L’oggetto del contendere sono tutti quei casi di elusione fiscale contenuti nelle 28mila pagine del Luxleaks. Dentro ci sono gli schemi contabili con cui circa 340 società hanno potuto avere agevolazioni fiscali grazie alla semplice istituzione di una sussidiaria in Lussemburgo. Nessuno è esente dal modello, che appare consolidato. Apple, Amazon, Burberry, Deutsche Bank, Gazprom, FedEx, Heinz, Ikea, J.P. Morgan, Procter & Gamble, Verizon sono alcune delle imprese la cui ragione sociale appare nei file di Luxleaks. E con loro ci sono anche diverse italiane, fra cui Banca Sella, Banca Marche, Fiat, Finmeccanica, Intesa Sanpaolo e UniCredit. Del resto, secondo la disciplina del Lussemburgo, ciò che facevano era del tutto corretto. Quasi tutte operazioni condotte insieme con PricewaterhouseCoopers, una delle principali società globali di audit e revisione contabile.

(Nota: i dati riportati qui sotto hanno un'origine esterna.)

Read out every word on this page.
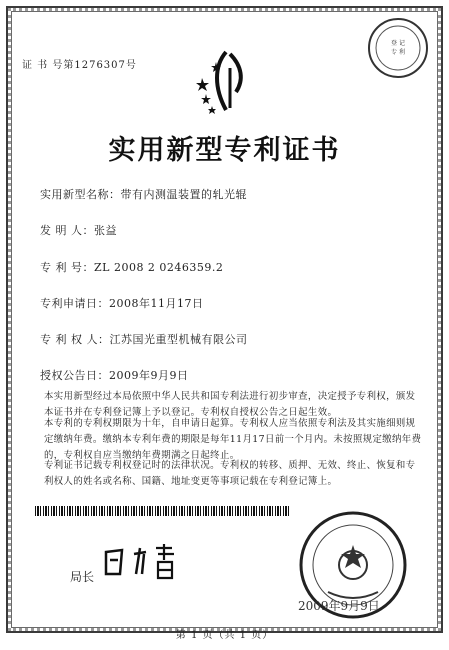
证 书 号第1276307号
登 记
专 利
实用新型专利证书
实用新型名称：带有内测温装置的轧光辊
发 明 人：张益
专 利 号：ZL 2008 2 0246359.2
专利申请日：2008年11月17日
专 利 权 人：江苏国光重型机械有限公司
授权公告日：2009年9月9日
本实用新型经过本局依照中华人民共和国专利法进行初步审查，决定授予专利权，颁发本证书并在专利登记簿上予以登记。专利权自授权公告之日起生效。
本专利的专利权期限为十年，自申请日起算。专利权人应当依照专利法及其实施细则规定缴纳年费。缴纳本专利年费的期限是每年11月17日前一个月内。未按照规定缴纳年费的，专利权自应当缴纳年费期满之日起终止。
专利证书记载专利权登记时的法律状况。专利权的转移、质押、无效、终止、恢复和专利权人的姓名或名称、国籍、地址变更等事项记载在专利登记簿上。
局长
2009年9月9日
第 1 页（共 1 页）
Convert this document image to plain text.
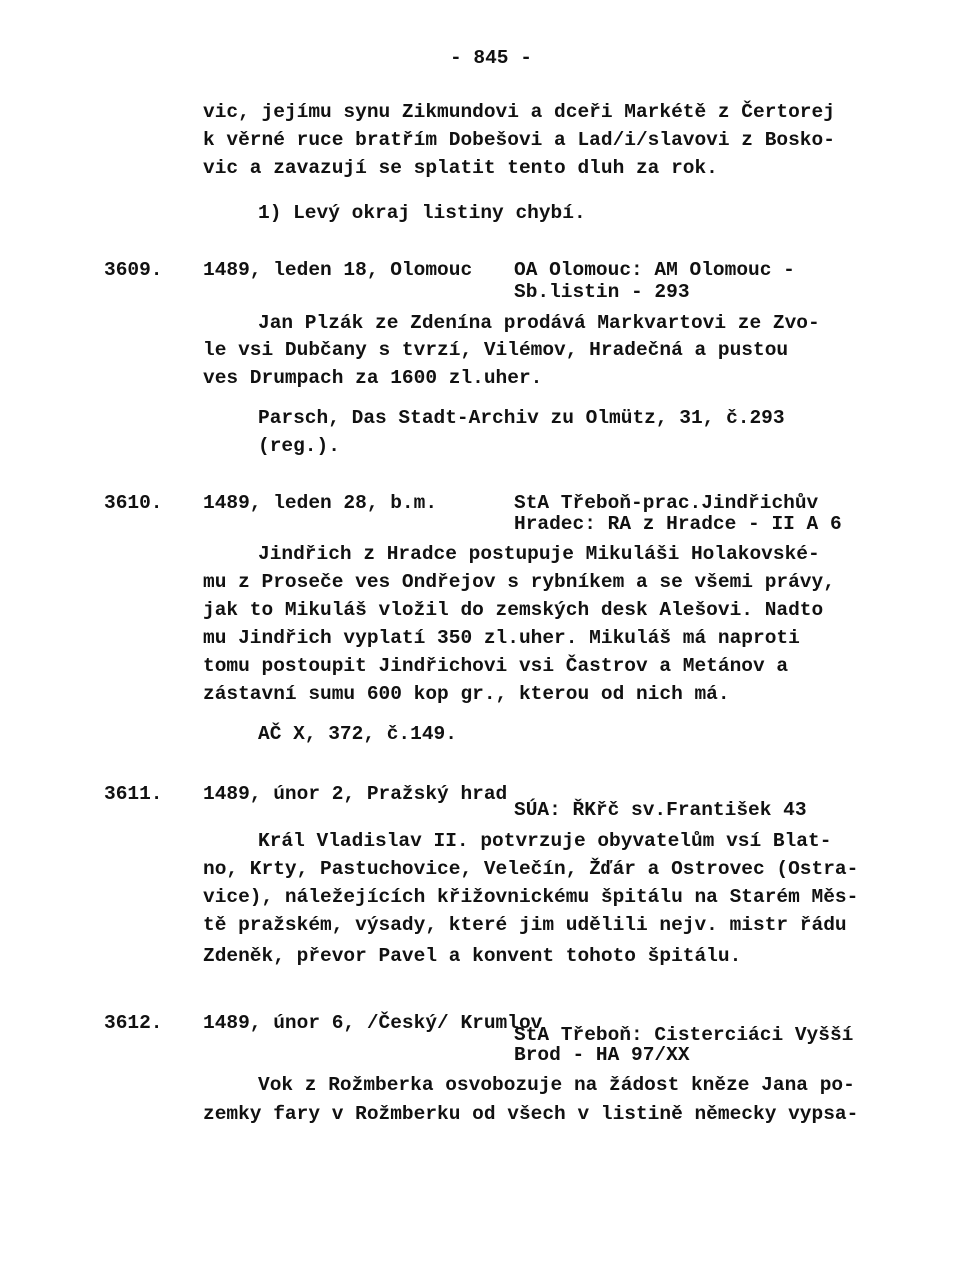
- 845 -
vic, jejímu synu Zikmundovi a dceři Markétě z Čertorej
k věrné ruce bratřím Dobešovi a Lad/i/slavovi z Bosko-
vic a zavazují se splatit tento dluh za rok.
1) Levý okraj listiny chybí.
3609. 1489, leden 18, Olomouc OA Olomouc: AM Olomouc -
Sb.listin - 293
Jan Plzák ze Zdenína prodává Markvartovi ze Zvo-
le vsi Dubčany s tvrzí, Vilémov, Hradečná a pustou
ves Drumpach za 1600 zl.uher.
Parsch, Das Stadt-Archiv zu Olmütz, 31, č.293
(reg.).
3610. 1489, leden 28, b.m.	StA Třeboň-prac.Jindřichův
Hradec: RA z Hradce - II A 6
Jindřich z Hradce postupuje Mikuláši Holakovské-
mu z Proseče ves Ondřejov s rybníkem a se všemi právy,
jak to Mikuláš vložil do zemských desk Alešovi. Nadto
mu Jindřich vyplatí 350 zl.uher. Mikuláš má naproti
tomu postoupit Jindřichovi vsi Častrov a Metánov a
zástavní sumu 600 kop gr., kterou od nich má.
AČ X, 372, č.149.
3611. 1489, únor 2, Pražský hrad
SÚA: ŘKřč sv.František 43
Král Vladislav II. potvrzuje obyvatelům vsí Blat-
no, Krty, Pastuchovice, Velečín, Žďár a Ostrovec (Ostra-
vice), náležejících křižovnickému špitálu na Starém Měs-
tě pražském, výsady, které jim udělili nejv. mistr řádu
Zdeněk, převor Pavel a konvent tohoto špitálu.
3612. 1489, únor 6, /Český/ Krumlov
StA Třeboň: Cisterciáci Vyšší
Brod - HA 97/XX
Vok z Rožmberka osvobozuje na žádost kněze Jana po-
zemky fary v Rožmberku od všech v listině německy vypsa-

La posizione del Granducato
Dal Granducato i funzionari governativi si dicono tranquilli. "Tutto è stato fatto alla luce del sole e noi abbiamo fornito qualsiasi informazione alle autorità, anche perché non c’è nulla da nascondere", spiega un consigliere diplomatico lussemburghese. Anche Juncker si dice sereno. "So che ci sarà un’indagine della Commissione europea, e non vedo perché sia una cosa negativa. Io collaborerò e di certo non intralcerò le investigazioni. Non frenerò le inchieste, lo troverei indecente", ha detto di primo acchito. Pure per il ministro italiano dell’Economia, Pier Carlo Padoan, il presidente di Palazzo Berlaymont non deve preoccuparsi. A chi chiedeva se Juncker dovesse iniziare a tremare, Padoan ha risposto senza mezzi termini: “Penso assolutamente di no, io interpreto questo fatto come il risultato di un clima in cui c'è molta più trasparenza, come dimostrano le decisioni prese con l'adozione dello scambio automatico di informazioni”. Eppure, la poltrona del lussemburghese scotta sempre di più.
I timori di Juncker
In primis, perché Juncker è sempre più ai ferri corti con il premier britannico David Cameron. In primis perché Cameron aveva iniziato una battaglia contro la nomina di Juncker a capo della Commissione in tempi non sospetti. Colpa di quel meccanismo di nomina più simile alla cooptazione rispetto a una elezione vera e propria. Infatti, come numero uno del Partito popolare europeo (Ppe), Juncker era il candidato di punta in caso di una vittoria del partito Ue di centrodestra alle elezioni del 25 maggio scorso. In barba alla meritocrazia desiderata da Cameron. Ma poi, c’è l’inasprimento dei rapporti fra Londra e Bruxelles, che recrimina alla capitale del Regno Unito di essere poco equilibrata sulle aliquote fiscali. Londra ha risposto che l’Europa dovrebbe guardare a ciò che accade dentro i suoi confini, dove l’elusione è quasi la norma e non l’eccezione. Il caso Luxleaks pare confermarlo.
Bisogna andare fino in fondo per capire di chi è la colpa
Il futuro
L’impressione degli addetti ai lavori è che difficilmente Juncker sarà scalfito dalle indagini interne della Commissione. Eppure, si corre il rischio che all’esterno, quindi verso gli investitori internazionali, avvenga una ulteriore perdita di credibilità di un’istituzione, la Commissione europea, che già ne ha poca. La trasparenza che Juncker aveva promesso al momento della sua incoronazione come presidente di Palazzo Berlaymont è messa a dura prova. E non è detto che la superi.